Staff and the council repeatedly cautioned that state housing law and California Department of Housing and Community Development (HCD) rules limit local discretion. Haley Gruffert of the planning team told council members that some sites that already contain buildings could not be counted in the city’s housing capacity unless owners agreed to sell; staff also said changing a site’s designation can trigger a “no net loss” review that would require substitutes elsewhere if capacity is reduced.

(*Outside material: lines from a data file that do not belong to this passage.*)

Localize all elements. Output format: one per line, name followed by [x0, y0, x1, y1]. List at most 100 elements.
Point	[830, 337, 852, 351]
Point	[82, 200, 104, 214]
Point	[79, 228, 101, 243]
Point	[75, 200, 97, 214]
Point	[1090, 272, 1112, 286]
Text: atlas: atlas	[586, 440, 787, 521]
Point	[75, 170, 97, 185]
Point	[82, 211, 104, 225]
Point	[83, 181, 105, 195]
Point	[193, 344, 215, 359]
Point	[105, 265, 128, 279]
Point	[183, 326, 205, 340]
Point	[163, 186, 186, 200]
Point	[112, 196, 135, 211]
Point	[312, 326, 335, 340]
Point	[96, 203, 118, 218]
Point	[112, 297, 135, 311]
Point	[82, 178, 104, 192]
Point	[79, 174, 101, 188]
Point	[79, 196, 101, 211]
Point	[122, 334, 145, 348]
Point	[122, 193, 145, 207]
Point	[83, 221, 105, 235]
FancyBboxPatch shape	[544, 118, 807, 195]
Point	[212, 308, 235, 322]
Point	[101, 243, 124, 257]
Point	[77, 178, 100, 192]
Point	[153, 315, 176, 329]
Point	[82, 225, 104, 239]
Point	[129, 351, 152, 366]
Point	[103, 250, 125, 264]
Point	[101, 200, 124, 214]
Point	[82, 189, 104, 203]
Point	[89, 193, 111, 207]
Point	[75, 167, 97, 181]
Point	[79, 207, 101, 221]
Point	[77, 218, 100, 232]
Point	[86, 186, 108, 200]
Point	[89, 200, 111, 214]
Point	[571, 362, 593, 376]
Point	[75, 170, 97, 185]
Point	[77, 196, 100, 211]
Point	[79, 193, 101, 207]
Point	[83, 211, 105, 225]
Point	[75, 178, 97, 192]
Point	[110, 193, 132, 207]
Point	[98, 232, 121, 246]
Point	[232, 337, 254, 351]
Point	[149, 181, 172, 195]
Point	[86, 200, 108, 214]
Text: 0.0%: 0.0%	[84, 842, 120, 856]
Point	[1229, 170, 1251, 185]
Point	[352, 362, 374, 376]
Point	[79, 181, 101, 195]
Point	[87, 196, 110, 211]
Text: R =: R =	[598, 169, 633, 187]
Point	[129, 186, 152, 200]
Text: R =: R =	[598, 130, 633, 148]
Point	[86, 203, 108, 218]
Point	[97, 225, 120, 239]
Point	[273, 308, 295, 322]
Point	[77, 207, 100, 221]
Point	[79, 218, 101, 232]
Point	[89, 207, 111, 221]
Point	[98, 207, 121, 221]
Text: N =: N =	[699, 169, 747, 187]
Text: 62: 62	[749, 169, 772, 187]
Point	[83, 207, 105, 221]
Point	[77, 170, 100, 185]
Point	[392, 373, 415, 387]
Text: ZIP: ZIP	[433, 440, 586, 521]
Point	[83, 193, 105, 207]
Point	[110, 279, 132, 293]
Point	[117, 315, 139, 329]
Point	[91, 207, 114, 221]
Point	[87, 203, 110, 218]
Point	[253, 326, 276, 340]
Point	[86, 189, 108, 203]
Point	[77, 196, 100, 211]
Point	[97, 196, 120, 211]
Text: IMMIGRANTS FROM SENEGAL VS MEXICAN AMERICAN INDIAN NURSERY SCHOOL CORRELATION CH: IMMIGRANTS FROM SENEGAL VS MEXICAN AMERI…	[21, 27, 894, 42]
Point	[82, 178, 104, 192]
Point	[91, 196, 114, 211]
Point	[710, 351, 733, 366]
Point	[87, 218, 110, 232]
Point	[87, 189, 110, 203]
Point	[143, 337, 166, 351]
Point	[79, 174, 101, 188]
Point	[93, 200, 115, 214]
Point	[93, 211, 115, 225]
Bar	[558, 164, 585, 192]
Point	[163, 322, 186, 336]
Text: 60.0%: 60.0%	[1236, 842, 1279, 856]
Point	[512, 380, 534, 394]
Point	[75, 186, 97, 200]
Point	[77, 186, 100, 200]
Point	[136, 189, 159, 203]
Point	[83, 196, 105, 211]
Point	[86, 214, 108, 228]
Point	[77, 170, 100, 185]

After deliberation the council provided targeted direction to staff: conduct a focused analysis of specific parcels to determine whether reverting or modifying zonings in those target areas would trigger HCD review or a no‑net‑loss requirement; calculate the scale of any housing capacity affected; and, if necessary, evaluate the feasibility and economic implications of substituting other sites (examples discussed included the Black Angus parcel, Crossroads Shopping Center parcels, and certain downtown infill sites such as the Rite Aid lot). Council members asked staff to return with findings and options, not with immediate re‑zonings.

Mayor Schuss summarized the outcome: staff will report back with the technical impacts of surgical changes and any replacements needed to maintain the city’s certified housing element. No rezoning or legislative change was approved tonight; the meeting closed with an assurance of further public engagement before any formal action.

What’s next: staff will analyze the requested parcels for HCD/no‑net‑loss impacts, an economic assessment of potential substitute sites if needed, and options for minor reclassifications that preserve neighborhood character while maintaining the city’s housing obligations. The council indicated it expects follow‑up study sessions and additional public workshops before any formal general‑plan amendment or rezoning consideration.